I've shopped in Tokyo, London, Paris, Toronto, Australia and the US for groceries and household items. We are more expensive. Period.
NTUC is not a co-operative. It is a Temasek-linked cartel and its practices are highly anti-competitive. If it had operated in America a multi-billion class action anti-trust lawsuit would have been filed right away.
TFBH is right: S'pore being a high-priced place has nothing to do with our having to import essential items. Walmart and Tesco import everything from China, and their prices are at least 40%–70% than comparable items here.
Three factors are at play here:
1. Land pricing. The government is the biggest land owner here. By tendering land parcels at high minimum bid prices, pegging HDB prices to private property, maintaining high commercial rents via JTC and HDB ... the govt has effectively set up a rentier state which sucks money from the people back to the state, its various state-owned corporations and their shareholders, i.e. the cronies and elite . High land prices → high rentals → high business cost and retail prices.
2. Market collusion.
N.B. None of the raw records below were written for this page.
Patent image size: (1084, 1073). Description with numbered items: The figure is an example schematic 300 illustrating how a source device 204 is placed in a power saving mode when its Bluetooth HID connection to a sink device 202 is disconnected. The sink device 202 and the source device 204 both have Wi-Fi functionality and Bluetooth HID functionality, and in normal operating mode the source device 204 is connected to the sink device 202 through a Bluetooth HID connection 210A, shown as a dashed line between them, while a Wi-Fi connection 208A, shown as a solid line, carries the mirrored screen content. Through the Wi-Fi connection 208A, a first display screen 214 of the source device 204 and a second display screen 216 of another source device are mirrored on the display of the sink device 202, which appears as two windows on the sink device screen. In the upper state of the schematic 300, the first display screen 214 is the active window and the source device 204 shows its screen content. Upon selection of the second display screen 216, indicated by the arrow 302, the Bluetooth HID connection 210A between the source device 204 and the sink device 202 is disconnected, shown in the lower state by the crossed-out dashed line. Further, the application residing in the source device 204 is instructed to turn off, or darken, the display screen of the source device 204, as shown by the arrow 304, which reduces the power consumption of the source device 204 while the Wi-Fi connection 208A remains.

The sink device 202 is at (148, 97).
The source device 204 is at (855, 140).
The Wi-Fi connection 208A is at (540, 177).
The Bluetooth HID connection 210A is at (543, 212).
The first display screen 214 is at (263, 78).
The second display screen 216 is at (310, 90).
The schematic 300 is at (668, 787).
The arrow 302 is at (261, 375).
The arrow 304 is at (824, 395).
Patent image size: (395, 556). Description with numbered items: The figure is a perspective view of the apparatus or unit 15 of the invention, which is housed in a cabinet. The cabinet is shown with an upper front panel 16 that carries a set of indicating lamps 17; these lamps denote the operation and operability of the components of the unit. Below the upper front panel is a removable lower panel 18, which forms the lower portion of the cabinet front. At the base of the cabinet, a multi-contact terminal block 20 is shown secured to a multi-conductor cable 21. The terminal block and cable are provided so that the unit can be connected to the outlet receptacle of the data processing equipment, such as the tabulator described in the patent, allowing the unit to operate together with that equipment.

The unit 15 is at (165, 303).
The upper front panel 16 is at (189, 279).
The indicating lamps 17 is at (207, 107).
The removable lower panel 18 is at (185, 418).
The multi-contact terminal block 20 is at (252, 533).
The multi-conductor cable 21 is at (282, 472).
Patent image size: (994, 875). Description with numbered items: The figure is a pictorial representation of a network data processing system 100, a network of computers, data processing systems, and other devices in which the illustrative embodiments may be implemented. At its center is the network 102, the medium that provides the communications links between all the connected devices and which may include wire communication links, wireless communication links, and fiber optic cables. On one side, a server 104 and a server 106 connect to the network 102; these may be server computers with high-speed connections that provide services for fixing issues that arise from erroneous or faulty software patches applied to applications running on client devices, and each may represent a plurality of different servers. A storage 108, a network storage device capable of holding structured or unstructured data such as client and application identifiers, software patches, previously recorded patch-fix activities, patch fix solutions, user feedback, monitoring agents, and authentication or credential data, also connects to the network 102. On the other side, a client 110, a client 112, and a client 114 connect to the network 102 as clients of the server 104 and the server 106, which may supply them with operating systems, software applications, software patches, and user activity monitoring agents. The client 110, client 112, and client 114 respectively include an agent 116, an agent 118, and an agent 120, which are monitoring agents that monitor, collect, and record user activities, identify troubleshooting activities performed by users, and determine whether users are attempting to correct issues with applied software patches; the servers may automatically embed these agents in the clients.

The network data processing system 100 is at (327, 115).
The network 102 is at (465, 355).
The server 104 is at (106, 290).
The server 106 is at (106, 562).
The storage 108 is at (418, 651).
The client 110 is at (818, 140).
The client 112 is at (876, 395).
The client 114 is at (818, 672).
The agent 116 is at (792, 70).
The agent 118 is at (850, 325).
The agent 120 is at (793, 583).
The economy – unlike the other 3 dragon economies – is dominated by MNCs and GLCs. So there's market collusion on a grand scale which squeezes out the small proprietor and SMEs. Chain stores dominate, many of which are GIC or Temasek-owned. Result: effective cartels formed with price inflexibility.
3. Unbridled immigration of super-wealthy folks → inflation. You don't need a PhD in economics to understand how this impacts property prices and secondarily retail prices.